トレイとケイトの目の前に立っている女が、
攻撃を全て防いでいた。
「二体ともいい攻撃だけど…生身の相手だからって手加減し過ぎよ♡」
「エース…!」
まさかこのタイミングでくるなんて、さっきまで気配もなにも感じなかったのに…
「みんな無事にここにつけたようで何よりよ」
いつも俺たちが予想しないような時に現れて、謎めいたことだけ言って去って行く。エースの手のひらの上でずっと踊らされてるみたいだ。
「エース、なんでこんなところにいるの?」
「あらトレイ、言ってなかったかしら?私もここに用があるのよ」
どうする…どうすればいい。当然こんな状況で対話なんか不可能だ。
「…それで、手伝いに来たのか…邪魔しに来たのか?」
「そう睨まないでケイト。殺気立ちすぎよ」
エースの登場はトレイとケイトにとってもイレギュラーなことだったようで驚いている。
(今銀雪に攻撃をさせれば倒せるのか?いや、俺が魔法を唱える前にまた制止されるかもしれない)
「侑季君、いざとなったら二人だけでも逃すで」
「はい、もちろんです」
もしエースが完全にこちらの敵に回っているのなら、二人がかりで止められるのかすら未知数だ。
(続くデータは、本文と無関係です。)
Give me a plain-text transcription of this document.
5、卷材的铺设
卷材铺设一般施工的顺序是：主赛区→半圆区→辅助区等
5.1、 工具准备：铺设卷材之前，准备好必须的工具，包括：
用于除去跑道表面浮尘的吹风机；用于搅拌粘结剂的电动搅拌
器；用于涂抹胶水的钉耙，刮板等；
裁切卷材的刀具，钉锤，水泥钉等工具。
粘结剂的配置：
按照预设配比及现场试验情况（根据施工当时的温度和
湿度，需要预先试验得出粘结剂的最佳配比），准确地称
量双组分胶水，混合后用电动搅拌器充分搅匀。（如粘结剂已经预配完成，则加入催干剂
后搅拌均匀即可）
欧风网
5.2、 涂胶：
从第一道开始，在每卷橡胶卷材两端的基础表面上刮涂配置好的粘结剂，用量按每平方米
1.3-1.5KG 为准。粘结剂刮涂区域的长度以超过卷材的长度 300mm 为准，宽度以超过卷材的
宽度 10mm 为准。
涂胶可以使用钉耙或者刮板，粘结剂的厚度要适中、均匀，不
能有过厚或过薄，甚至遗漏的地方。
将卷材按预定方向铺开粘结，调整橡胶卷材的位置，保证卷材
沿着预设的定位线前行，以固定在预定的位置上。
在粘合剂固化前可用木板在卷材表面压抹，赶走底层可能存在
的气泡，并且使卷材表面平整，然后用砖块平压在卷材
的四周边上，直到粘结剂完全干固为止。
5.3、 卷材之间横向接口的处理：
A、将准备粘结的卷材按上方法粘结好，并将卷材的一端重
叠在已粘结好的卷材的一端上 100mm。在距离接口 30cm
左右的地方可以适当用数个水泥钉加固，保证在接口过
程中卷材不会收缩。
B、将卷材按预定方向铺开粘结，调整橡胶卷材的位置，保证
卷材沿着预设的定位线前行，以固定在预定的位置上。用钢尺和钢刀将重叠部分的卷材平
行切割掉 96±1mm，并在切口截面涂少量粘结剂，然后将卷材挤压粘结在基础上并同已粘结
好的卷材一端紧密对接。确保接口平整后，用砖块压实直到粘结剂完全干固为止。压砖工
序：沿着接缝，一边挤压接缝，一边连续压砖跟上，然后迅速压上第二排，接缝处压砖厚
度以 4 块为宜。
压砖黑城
だとしても俺がやらなきゃいけないのは、意地でもミーシャとエリルを守ることだ。
「さて、私がここにきた話をする前に。貴方達はここに何をしに来たのかしら?」
「…それは俺たちが言わなくてもとっくにわかってるんだろ?」
「えぇそうね。この遺跡にある魔道具を手に入れるため。そうでしょう?」
当然ながら筒抜けか。だからこそ先回りされているのだしそこに関しては驚きはしない。
「もちろんこの2人は私の命令で貴方達の目的を邪魔しに来てる…そう簡単には行かないわよ?」
「何が言いたいんや」
「そうね…実はこの遺跡って、すごく広いのよ?ここに見えてるのは一番上の一角」
何を言うかと思ったら…すでにエースには遺跡に入られている?それじゃあもう魔道具は…
「安心して、魔道具は取ったりしてないわ」
「…貴方の言葉をどこまで信用していいものかわかりませんがね」
「あら失礼ね。…まぁいいわ、ずっとそこの女の子には信用されてないみたいだし」
エリルの方を向く。初めから対話は無理だと感じたのかすでにレイピアを構えて臨戦態勢に入っている。
「貴方の行動に信用できる点が見当たらないだけです」
確かにその通りだ。結局エースが何をしに俺たちのところへ現れたのかまだわかっていない。
「エース、いい加減にしてくれないか?邪魔をしに来たのか」
「あら、私とうとう味方のはずのケイトにも信用されてないのかしら?」
「…」
てっきりあいつらは味方だと思ったら…何か不穏な雰囲気だ。
「仕事モードのケイトになられた以上、仕方ないわね」
ため息混じりにエースがそう呟く。
「いいわ、それじゃあ私が何しに来たか教えてあげる」
目的、俺たちの敵か、味方か。
それとも…
「なんちゃって…[エクスプロージョン]」
その瞬間、エースを中心として大規模な爆発起こった。